Review by jeff3948 May 17, 2013 (10 of 11 found this review helpful)
|Vaughan Williams "A Sea Symphony" is one of the greatest and most inspiring works of the 20th century, with excepts from Walt Whitman's masterpiece, "Leaves of Grass". No other work better captures the majesty and beauty of the Sea. Here we have, if I'm not mistaken, the first live recording ever produced by Chandos and the audience is extremely quite to the point of not even knowing they are their. This is a very complex work to perform and record with it's extremely large forces. Richard Hickox does an amazing job at handling all the forces involved. The chorus sounds sumptuous yet precise and the sections are very well defined across the front stereo spread. The balance between chorus and orchestra is almost perfect. Gerald Finley does a superb job with just the right emotional inflections with his dark voluptuous baritone voice. The surround sound places him right of center in front of the orchestra and Susan Gritton left of center.
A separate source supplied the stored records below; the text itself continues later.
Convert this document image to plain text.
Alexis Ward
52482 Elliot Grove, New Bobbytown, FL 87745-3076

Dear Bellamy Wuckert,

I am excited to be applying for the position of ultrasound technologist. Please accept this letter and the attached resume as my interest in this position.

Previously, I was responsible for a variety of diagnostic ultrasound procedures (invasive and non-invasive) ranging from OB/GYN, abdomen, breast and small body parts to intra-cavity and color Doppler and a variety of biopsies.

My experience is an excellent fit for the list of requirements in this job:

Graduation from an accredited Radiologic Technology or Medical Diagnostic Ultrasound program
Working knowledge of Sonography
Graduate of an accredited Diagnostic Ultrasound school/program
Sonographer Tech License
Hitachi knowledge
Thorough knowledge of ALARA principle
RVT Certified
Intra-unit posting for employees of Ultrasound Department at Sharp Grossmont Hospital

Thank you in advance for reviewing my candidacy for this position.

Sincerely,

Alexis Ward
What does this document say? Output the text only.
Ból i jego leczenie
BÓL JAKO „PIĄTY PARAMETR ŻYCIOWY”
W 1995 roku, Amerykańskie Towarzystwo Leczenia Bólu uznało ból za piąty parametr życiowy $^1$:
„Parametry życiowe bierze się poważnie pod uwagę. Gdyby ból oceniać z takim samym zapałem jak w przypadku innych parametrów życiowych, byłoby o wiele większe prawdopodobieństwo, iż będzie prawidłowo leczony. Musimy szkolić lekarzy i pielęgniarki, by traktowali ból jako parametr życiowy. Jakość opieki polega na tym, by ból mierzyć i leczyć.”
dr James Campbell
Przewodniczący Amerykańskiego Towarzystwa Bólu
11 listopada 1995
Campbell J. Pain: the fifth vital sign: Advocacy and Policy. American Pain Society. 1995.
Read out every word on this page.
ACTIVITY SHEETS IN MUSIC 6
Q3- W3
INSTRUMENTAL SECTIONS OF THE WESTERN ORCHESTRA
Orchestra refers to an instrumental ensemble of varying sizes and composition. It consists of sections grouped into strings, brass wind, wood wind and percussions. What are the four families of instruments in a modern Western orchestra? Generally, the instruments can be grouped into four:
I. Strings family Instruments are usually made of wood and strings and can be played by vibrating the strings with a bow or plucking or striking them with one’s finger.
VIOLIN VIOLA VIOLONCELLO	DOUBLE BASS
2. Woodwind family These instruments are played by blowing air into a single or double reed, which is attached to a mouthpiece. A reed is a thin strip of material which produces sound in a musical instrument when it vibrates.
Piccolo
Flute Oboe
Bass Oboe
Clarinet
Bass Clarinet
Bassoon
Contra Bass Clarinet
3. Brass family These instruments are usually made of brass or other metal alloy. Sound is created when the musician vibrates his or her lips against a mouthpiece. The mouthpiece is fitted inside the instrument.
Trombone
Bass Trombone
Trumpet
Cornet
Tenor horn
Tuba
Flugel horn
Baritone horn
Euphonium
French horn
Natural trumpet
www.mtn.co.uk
Susan Gritton is not quite as strong or beautifully voiced as Gerald but she still sounds great. The eeb and flow that Hickox creates is wonderful. Although not perfect, overall the ambiance and reverberation in the Barbican Centre where this performance took place is good with an nice 1.5 second reverberation decay time. What really impressed me about this recording were the subtleties and nuances of phrasing during the quiet passages such as "And all that went down doing their duty" in the first movement and "Wherefore, unsatisfied soul? Whither O mocking life?" in the last movement are very moving. The overture to "The Wasps" is a great opening and played with aplumb.
Two caveats; the timpani tends to get muddy and lacks definition. Listen to Leonard Slatkin's performance of this work for RCA for excellent timpani sound and the second caveat is the organ is barely audible. Chandos own recording from 1989 with Bryden Thompson conducting has more audible organ.
Also impressive is the dynamic range of this Hickox performance. It is extreme and adds greatly to the high drama of this work. I found that I had to listen to this with the volume turned higher them normal to get the right level for the soft passages. Oh, I did listen to the regular CD layer as well and it sounds very good indeed but lacks the 3 dimensionality of the SACD 5 channel sound.
Some short remarks about past recordings: The old standard has always been Sir Adrian Boult's 1968 recording done in Kingsway Hall (renowned for it's great acoustics but was torn down in the early 1980's). Unfortunately, that old recording shows very dead acoustics and lacks details compared to this new recording by Hickox. Listen to the opening fanfare of the Boult recording and listen to the reverberation decay time, it's almost none existent. This new Hickox recording is warm and sumptuous with a nice 1.5 second reverberation decay time from the Barbican hall. Leonard Slatkin's recording done in Abby Road Studio 1 is actually very good as well. But the strongest competition comes from Chandos own catalog with, not surprisingly, the same forces, The London Symphony Orchestra and Chorus but this time conducted by Bryden Thompson and different soloists recorded in the spacious acoustics of St. Judes Church, Central Square, London, but its lack of detail shows compared to this new recording. I wish Chandos would have recorded this new Hickox performance at St. Judes Church, Central Square, London or Chandos other favorite venue, All Saints Church, Tooting, which would have added more reverberation and space. I'm sure Chandos could have overcome the lack of detail in the Bryden Thompson recording.
All in all this new recording by Hickox is the current best. And I find that I'm listening to the Hickox recording again and again and not getting tired of it. It is so beautiful and grandiose. I give it 4.6 stars, not a perfect score due to the 2 caveats mentioned earlier.